當時,慶國女王和他情愛正深,爲了他竟然斬掉了十餘老臣,最終竟把太後也惹了出來,那太後把他召去,見面第一件事就是把一張畫像扔到了他面前,那是二百年前把慶國攪得翻天覆地的那個方輕塵的畫像,而那個人,與他,一摸一樣。
太後質問他是不是回來報仇,而方輕塵灑然一笑說,是。
那個祕聞後面記錄一種叫做引神丹的丹藥,據說正是這個方輕塵所傳,而它的功效,正是——奪舍重生!
這個記錄,對於已然失望了太多次的張楚臣來說正如是天降甘霖,在命令他找尋藥材煉製丹藥的同時他也轉換了搜尋的方向,開始尋找一個適合的靈魂載體。
轉眼間,幾年時間匆匆而過,丹藥終於煉成,載體也培育成功,他們也終於再一次站到這冰棺之前。
命令內侍抬去棺蓋,青陽子看了一眼相似的兩人,眼角忍不住微微有些抽搐。
無量天尊!想不到他青陽子今天在迫於無奈之下居然要幫人做出這樣的事來!不過也虧得這皇帝居然還能找出這麼一個和那屍身一幕一樣的人來!
只怕,是費了許多心血吧……他眼角的餘光微微掃到那面沉似水的君王,忍不住又是一陣抽搐。
看這神色……倘若此次再失敗,恐怕自己是不會有什麼好果子喫了……
從小就被師父收養,從不到一歲就開始踏上修仙這條貌似沒誰走到頭過的路的青陽子,終於開始忍不住懷疑這世上是否真的有修仙一回事,而靈魂不滅,轉世重生又是否真的存在……如果存在,這麼折騰,就算是死的再透透的也該折騰活了吧,可是……可是……青陽子表面鎮靜地指揮衆人在地上畫陣圖,心裏卻是開始偷偷地流淚。
可是這人咋就不活呢???????!!!!!!
青陽子一邊默唸咒語一邊欲哭無淚地看着衆人將他們青陽宮上古傳下的招魂陣用硃砂畫在了地上,這次爲了保險起見,他可是豁出了老本把他師父的師父的…………的師父傳下來的千年硃砂都給用上了,如果再不成……估計他大概也就再也看不到外面的天空了吧。
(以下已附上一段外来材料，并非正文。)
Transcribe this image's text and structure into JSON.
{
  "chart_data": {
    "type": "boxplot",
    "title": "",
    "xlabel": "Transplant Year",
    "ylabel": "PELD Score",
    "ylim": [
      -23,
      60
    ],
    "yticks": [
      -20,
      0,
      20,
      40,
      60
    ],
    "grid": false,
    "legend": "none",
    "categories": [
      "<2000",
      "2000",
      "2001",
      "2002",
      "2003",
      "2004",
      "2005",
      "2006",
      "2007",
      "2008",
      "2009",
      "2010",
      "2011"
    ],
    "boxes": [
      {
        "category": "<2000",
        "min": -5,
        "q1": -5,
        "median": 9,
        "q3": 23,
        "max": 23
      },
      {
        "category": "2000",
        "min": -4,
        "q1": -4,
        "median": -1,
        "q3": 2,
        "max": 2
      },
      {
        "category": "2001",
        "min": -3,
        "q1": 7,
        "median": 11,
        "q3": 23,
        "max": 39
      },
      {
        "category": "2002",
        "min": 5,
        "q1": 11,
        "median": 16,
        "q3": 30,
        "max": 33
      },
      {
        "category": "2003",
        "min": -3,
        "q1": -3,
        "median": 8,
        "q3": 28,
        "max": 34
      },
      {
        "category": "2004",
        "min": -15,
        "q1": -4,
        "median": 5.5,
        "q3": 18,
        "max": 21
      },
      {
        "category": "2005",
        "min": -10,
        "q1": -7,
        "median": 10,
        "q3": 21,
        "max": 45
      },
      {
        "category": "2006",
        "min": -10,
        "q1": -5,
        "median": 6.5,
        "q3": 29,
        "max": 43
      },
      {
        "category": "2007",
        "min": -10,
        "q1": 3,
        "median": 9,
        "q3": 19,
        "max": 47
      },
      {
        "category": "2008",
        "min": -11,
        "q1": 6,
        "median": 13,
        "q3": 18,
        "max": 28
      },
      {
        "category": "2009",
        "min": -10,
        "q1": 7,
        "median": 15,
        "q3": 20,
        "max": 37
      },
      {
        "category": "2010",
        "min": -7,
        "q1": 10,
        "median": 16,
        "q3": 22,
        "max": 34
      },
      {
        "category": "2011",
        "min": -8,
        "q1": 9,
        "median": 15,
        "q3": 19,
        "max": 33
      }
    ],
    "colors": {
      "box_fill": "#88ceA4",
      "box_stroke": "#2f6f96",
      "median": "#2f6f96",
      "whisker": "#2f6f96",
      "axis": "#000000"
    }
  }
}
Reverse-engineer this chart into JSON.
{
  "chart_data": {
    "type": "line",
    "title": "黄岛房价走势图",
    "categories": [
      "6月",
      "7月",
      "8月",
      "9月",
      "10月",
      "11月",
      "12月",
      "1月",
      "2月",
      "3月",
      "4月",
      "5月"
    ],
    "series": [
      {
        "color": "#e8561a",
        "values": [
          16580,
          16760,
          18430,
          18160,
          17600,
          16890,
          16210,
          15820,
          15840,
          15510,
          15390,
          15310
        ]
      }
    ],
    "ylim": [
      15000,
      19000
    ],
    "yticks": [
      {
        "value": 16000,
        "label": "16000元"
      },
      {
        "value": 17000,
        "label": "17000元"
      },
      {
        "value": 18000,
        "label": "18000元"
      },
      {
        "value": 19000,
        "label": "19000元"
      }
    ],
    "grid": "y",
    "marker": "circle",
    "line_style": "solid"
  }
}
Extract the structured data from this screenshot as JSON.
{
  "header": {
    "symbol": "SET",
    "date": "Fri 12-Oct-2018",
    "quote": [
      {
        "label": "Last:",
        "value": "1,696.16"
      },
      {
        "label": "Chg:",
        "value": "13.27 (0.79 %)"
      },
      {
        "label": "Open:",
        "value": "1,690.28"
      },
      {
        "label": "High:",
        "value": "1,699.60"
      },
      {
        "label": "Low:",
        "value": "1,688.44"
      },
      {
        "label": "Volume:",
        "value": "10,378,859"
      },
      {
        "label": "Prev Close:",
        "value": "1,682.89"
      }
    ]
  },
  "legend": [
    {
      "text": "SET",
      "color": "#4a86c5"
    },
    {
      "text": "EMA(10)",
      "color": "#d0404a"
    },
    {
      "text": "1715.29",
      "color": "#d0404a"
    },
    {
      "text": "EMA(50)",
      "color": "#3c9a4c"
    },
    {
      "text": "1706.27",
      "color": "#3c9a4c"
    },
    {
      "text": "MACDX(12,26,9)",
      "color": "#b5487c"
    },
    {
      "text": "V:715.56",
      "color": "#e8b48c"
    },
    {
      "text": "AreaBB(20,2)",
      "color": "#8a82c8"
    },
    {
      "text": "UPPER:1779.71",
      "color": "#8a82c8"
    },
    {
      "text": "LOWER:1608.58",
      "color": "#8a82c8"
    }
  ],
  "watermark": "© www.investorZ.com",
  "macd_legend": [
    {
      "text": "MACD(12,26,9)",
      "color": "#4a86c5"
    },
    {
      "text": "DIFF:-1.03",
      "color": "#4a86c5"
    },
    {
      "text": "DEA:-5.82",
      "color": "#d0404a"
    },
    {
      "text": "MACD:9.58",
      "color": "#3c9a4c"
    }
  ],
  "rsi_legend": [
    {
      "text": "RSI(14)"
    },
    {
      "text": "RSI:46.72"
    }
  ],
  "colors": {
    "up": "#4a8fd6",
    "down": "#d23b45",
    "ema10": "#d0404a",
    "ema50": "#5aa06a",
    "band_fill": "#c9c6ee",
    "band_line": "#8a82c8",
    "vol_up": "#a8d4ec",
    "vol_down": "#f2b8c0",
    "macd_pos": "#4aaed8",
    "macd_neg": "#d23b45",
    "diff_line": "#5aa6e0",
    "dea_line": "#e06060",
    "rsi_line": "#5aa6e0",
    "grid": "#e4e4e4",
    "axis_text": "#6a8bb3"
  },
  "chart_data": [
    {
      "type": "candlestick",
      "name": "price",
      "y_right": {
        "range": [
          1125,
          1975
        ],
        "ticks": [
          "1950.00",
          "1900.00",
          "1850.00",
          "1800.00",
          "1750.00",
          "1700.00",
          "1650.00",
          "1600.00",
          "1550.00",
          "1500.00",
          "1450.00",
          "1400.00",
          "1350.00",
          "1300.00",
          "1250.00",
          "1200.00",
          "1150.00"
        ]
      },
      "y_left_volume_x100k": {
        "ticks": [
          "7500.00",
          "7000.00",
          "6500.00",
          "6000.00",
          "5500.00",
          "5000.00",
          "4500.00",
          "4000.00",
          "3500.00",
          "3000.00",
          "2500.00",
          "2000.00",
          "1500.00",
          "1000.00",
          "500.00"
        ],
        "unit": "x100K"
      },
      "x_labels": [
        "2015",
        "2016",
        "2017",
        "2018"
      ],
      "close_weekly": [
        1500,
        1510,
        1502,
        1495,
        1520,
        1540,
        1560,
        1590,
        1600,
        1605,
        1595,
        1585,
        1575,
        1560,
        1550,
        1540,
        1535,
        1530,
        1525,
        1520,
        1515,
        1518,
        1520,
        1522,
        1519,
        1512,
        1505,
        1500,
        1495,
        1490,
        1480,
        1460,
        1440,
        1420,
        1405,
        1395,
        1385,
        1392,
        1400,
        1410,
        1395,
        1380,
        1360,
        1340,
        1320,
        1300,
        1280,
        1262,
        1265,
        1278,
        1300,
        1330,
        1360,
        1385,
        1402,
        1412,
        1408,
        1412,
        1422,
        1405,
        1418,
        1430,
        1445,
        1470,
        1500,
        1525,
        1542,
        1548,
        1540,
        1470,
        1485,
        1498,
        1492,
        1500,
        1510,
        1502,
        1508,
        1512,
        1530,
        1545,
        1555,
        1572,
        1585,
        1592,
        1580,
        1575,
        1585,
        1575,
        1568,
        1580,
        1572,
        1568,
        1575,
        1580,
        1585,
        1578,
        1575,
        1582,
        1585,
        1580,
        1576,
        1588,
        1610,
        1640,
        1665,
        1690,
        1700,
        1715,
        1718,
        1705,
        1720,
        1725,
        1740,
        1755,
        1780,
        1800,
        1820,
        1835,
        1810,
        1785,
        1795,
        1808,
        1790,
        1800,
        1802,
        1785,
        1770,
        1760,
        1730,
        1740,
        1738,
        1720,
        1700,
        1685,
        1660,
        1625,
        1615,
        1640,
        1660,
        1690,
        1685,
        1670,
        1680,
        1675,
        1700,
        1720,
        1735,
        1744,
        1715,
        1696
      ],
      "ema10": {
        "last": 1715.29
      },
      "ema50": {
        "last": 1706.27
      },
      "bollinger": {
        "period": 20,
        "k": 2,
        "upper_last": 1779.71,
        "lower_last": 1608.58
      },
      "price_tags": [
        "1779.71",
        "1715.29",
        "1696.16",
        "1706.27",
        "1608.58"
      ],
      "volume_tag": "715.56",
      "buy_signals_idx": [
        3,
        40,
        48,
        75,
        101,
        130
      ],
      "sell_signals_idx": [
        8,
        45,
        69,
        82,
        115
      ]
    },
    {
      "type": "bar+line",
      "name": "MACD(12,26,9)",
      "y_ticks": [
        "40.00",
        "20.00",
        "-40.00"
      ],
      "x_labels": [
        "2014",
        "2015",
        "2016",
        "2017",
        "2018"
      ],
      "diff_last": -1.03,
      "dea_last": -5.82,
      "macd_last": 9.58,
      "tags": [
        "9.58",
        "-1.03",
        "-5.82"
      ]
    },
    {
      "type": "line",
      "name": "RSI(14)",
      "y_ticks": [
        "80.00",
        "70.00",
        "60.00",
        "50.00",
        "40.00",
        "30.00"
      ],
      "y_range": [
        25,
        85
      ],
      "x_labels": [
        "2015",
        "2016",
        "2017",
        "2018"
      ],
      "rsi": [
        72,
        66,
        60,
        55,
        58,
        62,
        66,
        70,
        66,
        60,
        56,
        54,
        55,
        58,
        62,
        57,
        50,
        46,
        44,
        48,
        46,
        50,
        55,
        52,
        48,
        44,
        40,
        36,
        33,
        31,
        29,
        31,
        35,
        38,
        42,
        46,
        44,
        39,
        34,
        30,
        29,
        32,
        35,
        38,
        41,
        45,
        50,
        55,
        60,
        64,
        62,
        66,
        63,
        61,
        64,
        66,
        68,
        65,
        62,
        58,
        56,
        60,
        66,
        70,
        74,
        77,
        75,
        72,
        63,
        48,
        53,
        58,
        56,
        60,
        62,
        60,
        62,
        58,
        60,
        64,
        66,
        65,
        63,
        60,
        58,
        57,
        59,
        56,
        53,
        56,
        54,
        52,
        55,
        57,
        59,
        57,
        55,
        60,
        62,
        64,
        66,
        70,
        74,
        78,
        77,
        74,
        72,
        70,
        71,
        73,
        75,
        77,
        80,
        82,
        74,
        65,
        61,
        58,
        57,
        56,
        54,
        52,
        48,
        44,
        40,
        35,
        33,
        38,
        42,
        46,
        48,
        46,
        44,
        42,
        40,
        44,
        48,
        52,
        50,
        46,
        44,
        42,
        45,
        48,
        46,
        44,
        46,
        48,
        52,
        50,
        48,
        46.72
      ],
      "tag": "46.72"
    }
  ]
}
很快,陣圖繪畫完畢,衆人將供桌和冰棺搬入陣中,放在兩個陣眼之中,接下來就只見那青陽子手執着桃木劍在陣中開始狂舞,而他舞動的路線,正與那陣圖的描繪方向一致。
張楚臣站在陰影中,他專注地注視着陣圖,卻完全沒有發現身後影影綽綽地顯露出一點衣角,而隨着青陽子舞動越疾那衣角便越是清晰,只是在這樣昏暗的角落,再加上根本就沒有人敢於看向這位君王,所以這驚人的一幕也就根本沒有人注意到。
終於,青陽子的舞動到了極限,只聽啪地一聲,他手中的桃木劍隨聲而折,他本人也膝蓋一軟單腿跪地。
“陛下,是時候用丹了!”他喊完就不支倒地了。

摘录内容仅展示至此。